I have two things to say here.  One is, do NOT allow yourself to get low blood sugar while doing this detox or any diet.  Eat a little something before you feel ravenous, to stave off hunger.  Food is Fuel.  Plain and simple.  It can taste good and should have flavor, but it cannot improve overall mood or make the world seem brighter on a bad day.

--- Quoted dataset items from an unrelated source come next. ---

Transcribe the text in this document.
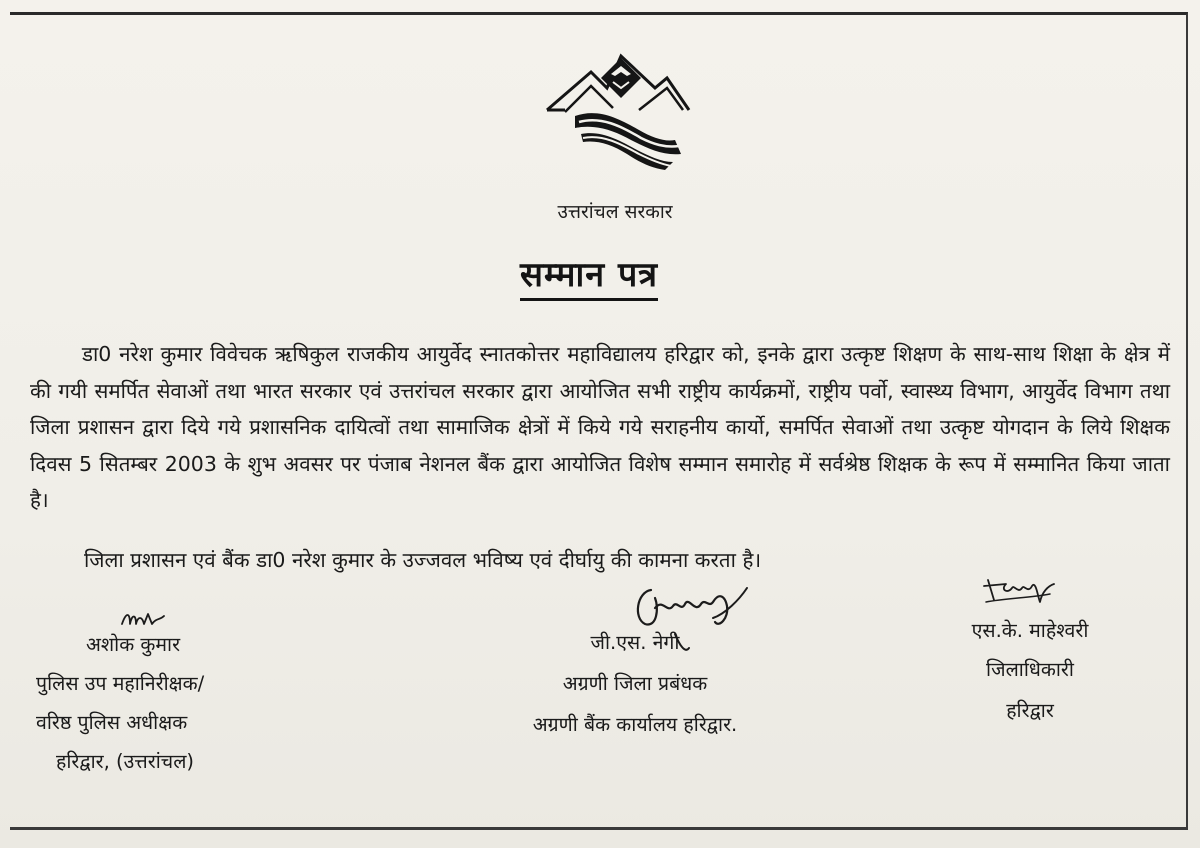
उत्तरांचल सरकार
सम्मान पत्र

डा0 नरेश कुमार विवेचक ऋषिकुल राजकीय आयुर्वेद स्नातकोत्तर महाविद्यालय हरिद्वार को, इनके द्वारा उत्कृष्ट शिक्षण के साथ-साथ शिक्षा के क्षेत्र में की गयी समर्पित सेवाओं तथा भारत सरकार एवं उत्तरांचल सरकार द्वारा आयोजित सभी राष्ट्रीय कार्यक्रमों, राष्ट्रीय पर्वो, स्वास्थ्य विभाग, आयुर्वेद विभाग तथा जिला प्रशासन द्वारा दिये गये प्रशासनिक दायित्वों तथा सामाजिक क्षेत्रों में किये गये सराहनीय कार्यो, समर्पित सेवाओं तथा उत्कृष्ट योगदान के लिये शिक्षक दिवस 5 सितम्बर 2003 के शुभ अवसर पर पंजाब नेशनल बैंक द्वारा आयोजित विशेष सम्मान समारोह में सर्वश्रेष्ठ शिक्षक के रूप में सम्मानित किया जाता है।

जिला प्रशासन एवं बैंक डा0 नरेश कुमार के उज्जवल भविष्य एवं दीर्घायु की कामना करता है।
अशोक कुमार
पुलिस उप महानिरीक्षक/
वरिष्ठ पुलिस अधीक्षक
हरिद्वार, (उत्तरांचल)
जी.एस. नेगी
अग्रणी जिला प्रबंधक
अग्रणी बैंक कार्यालय हरिद्वार.
एस.के. माहेश्वरी
जिलाधिकारी
हरिद्वार
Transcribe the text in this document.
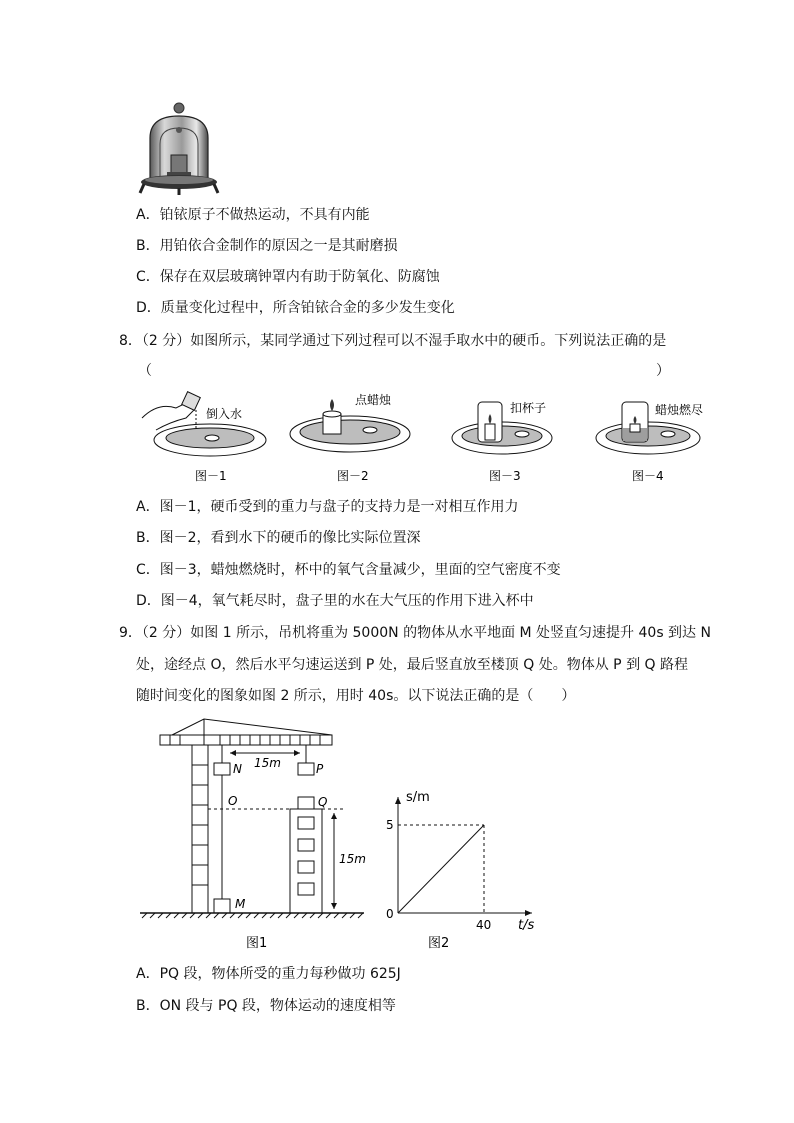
A．铂铱原子不做热运动，不具有内能
B．用铂依合金制作的原因之一是其耐磨损
C．保存在双层玻璃钟罩内有助于防氧化、防腐蚀
D．质量变化过程中，所含铂铱合金的多少发生变化
8．（2 分）如图所示，某同学通过下列过程可以不湿手取水中的硬币。下列说法正确的是
（	）
倒入水
图－1
点蜡烛
图－2
扣杯子
图－3
蜡烛燃尽
图－4
A．图－1，硬币受到的重力与盘子的支持力是一对相互作用力
B．图－2，看到水下的硬币的像比实际位置深
C．图－3，蜡烛燃烧时，杯中的氧气含量减少，里面的空气密度不变
D．图－4，氧气耗尽时，盘子里的水在大气压的作用下进入杯中
9．（2 分）如图 1 所示，吊机将重为 5000N 的物体从水平地面 M 处竖直匀速提升 40s 到达 N
处，途经点 O，然后水平匀速运送到 P 处，最后竖直放至楼顶 Q 处。物体从 P 到 Q 路程
随时间变化的图象如图 2 所示，用时 40s。以下说法正确的是（　　）
15m
N	P
O	Q
15m
M
图1
s/m
t/s
0
5
40
图2
A．PQ 段，物体所受的重力每秒做功 625J
B．ON 段与 PQ 段，物体运动的速度相等
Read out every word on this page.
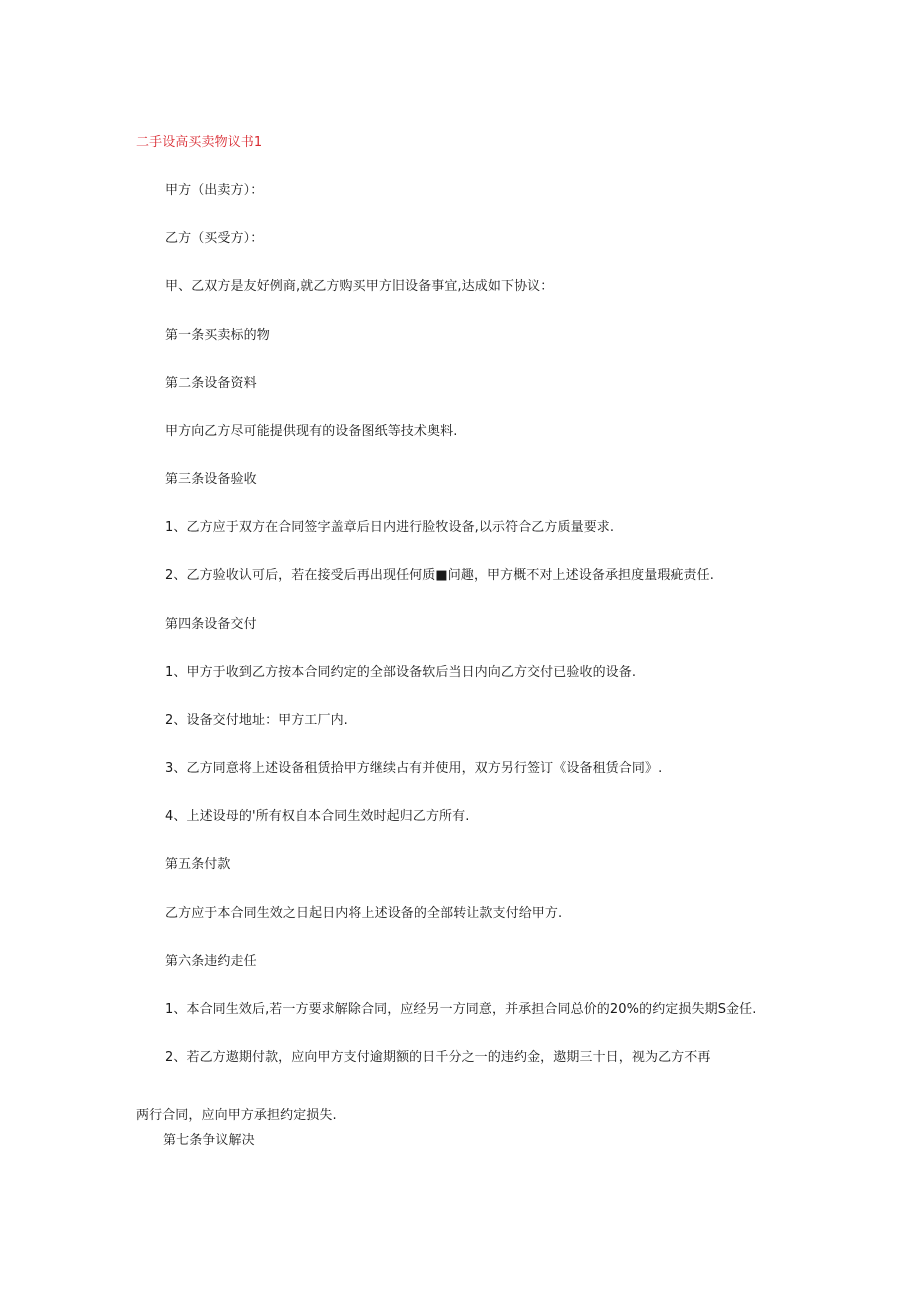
二手设高买卖物议书1
甲方（出卖方）：
乙方（买受方）：
甲、乙双方是友好例商,就乙方购买甲方旧设备事宜,达成如下协议：
第一条买卖标的物
第二条设备资料
甲方向乙方尽可能提供现有的设备图纸等技术奥料.
第三条设备验收
1、乙方应于双方在合同签字盖章后日内进行脸牧设备,以示符合乙方质量要求.
2、乙方验收认可后，若在接受后再出现任何质■问趣，甲方概不对上述设备承担度量瑕疵责任.
第四条设备交付
1、甲方于收到乙方按本合同约定的全部设备软后当日内向乙方交付已验收的设备.
2、设备交付地址：甲方工厂内.
3、乙方同意将上述设备租赁拾甲方继续占有并使用，双方另行签订《设备租赁合同》.
4、上述设母的'所有权自本合同生效时起归乙方所有.
第五条付款
乙方应于本合同生效之日起日内将上述设备的全部转让款支付给甲方.
第六条违约走任
1、本合同生效后,若一方要求解除合同，应经另一方同意，并承担合同总价的20%的约定损失期S金任.
2、若乙方遨期付款，应向甲方支付逾期额的日千分之一的违约金，遨期三十日，视为乙方不再
两行合同，应向甲方承担约定损失.
第七条争议解决
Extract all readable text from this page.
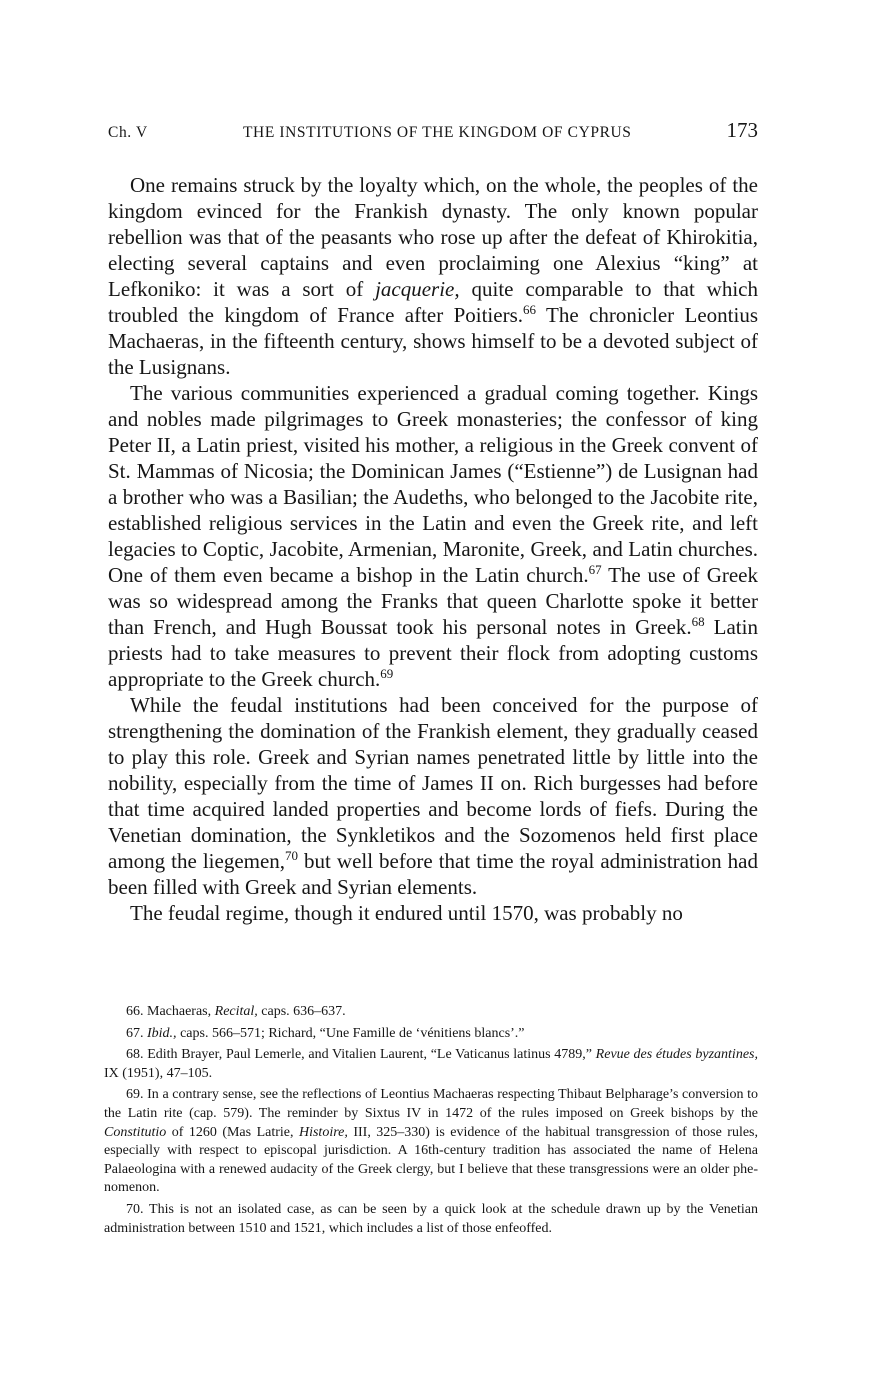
Ch. V	THE INSTITUTIONS OF THE KINGDOM OF CYPRUS	173

One remains struck by the loyalty which, on the whole, the peoples of the kingdom evinced for the Frankish dynasty. The only known popular rebellion was that of the peasants who rose up after the defeat of Khirokitia, electing several captains and even proclaiming one Alexius “king” at Lefkoniko: it was a sort of jacquerie, quite comparable to that which troubled the kingdom of France after Poitiers.$^{66}$ The chronicler Leontius Machaeras, in the fifteenth century, shows himself to be a devoted subject of the Lusignans.

The various communities experienced a gradual coming together. Kings and nobles made pilgrimages to Greek monasteries; the confessor of king Peter II, a Latin priest, visited his mother, a religious in the Greek convent of St. Mammas of Nicosia; the Dominican James (“Estienne”) de Lusignan had a brother who was a Basilian; the Audeths, who belonged to the Jacobite rite, established religious services in the Latin and even the Greek rite, and left legacies to Coptic, Jacobite, Armenian, Maronite, Greek, and Latin churches. One of them even became a bishop in the Latin church.$^{67}$ The use of Greek was so widespread among the Franks that queen Charlotte spoke it better than French, and Hugh Boussat took his personal notes in Greek.$^{68}$ Latin priests had to take measures to prevent their flock from adopting customs appropriate to the Greek church.$^{69}$

While the feudal institutions had been conceived for the purpose of strengthening the domination of the Frankish element, they gradually ceased to play this role. Greek and Syrian names penetrated little by little into the nobility, especially from the time of James II on. Rich burgesses had before that time acquired landed properties and become lords of fiefs. During the Venetian domination, the Synkletikos and the Sozomenos held first place among the liegemen,$^{70}$ but well before that time the royal administration had been filled with Greek and Syrian elements.

The feudal regime, though it endured until 1570, was probably no

66. Machaeras, Recital, caps. 636–637.

67. Ibid., caps. 566–571; Richard, “Une Famille de ‘vénitiens blancs’.”

68. Edith Brayer, Paul Lemerle, and Vitalien Laurent, “Le Vaticanus latinus 4789,” Revue des études byzantines, IX (1951), 47–105.

69. In a contrary sense, see the reflections of Leontius Machaeras respecting Thibaut Belpharage’s conversion to the Latin rite (cap. 579). The reminder by Sixtus IV in 1472 of the rules imposed on Greek bishops by the Constitutio of 1260 (Mas Latrie, Histoire, III, 325–330) is evidence of the habitual transgression of those rules, especially with respect to episcopal jurisdiction. A 16th-century tradition has associated the name of Helena Palaeologina with a renewed audacity of the Greek clergy, but I believe that these transgressions were an older phenomenon.

70. This is not an isolated case, as can be seen by a quick look at the schedule drawn up by the Venetian administration between 1510 and 1521, which includes a list of those enfeoffed.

Two, mind over matter is a HUGE thing.  It kept me from very very negative thoughts and kept me going for the sake of the kids.  Depression is an illness, and as I have explained several times to those close to me, on a good day, it is managed with eating right, exercising, praying, staying busy, and thinking of others before yourself.  On a bad day, you can be doing all those things right and still feel very "off" to put it lightly, and have no control over it.  I suspect that the refill being off is the problem, but I don't know for sure.  So, mind over matter is essential on these days.  You tell yourself that this day will pass, that tomorrow you will feel better.  And guess what, it's tomorrow and I feel better!  That horrible sinking feeling assailed me first thing this morning, but thoughts of others' well being dragged me out of bed.  I EVEN made it to Meijer with all four kids.  Are you impressed?!  I certainly was!  But, help me Lord, the 5 people who stared at me and said, "looks like you got your hands full" did not get polite responses for me.  I guess the bad mood had lingered on, just a little :)

1 comment:

  1. You know I share your love for those "helpful" folks at Meijer that feel the need to comment on your family! ;) Glad you're feeling better.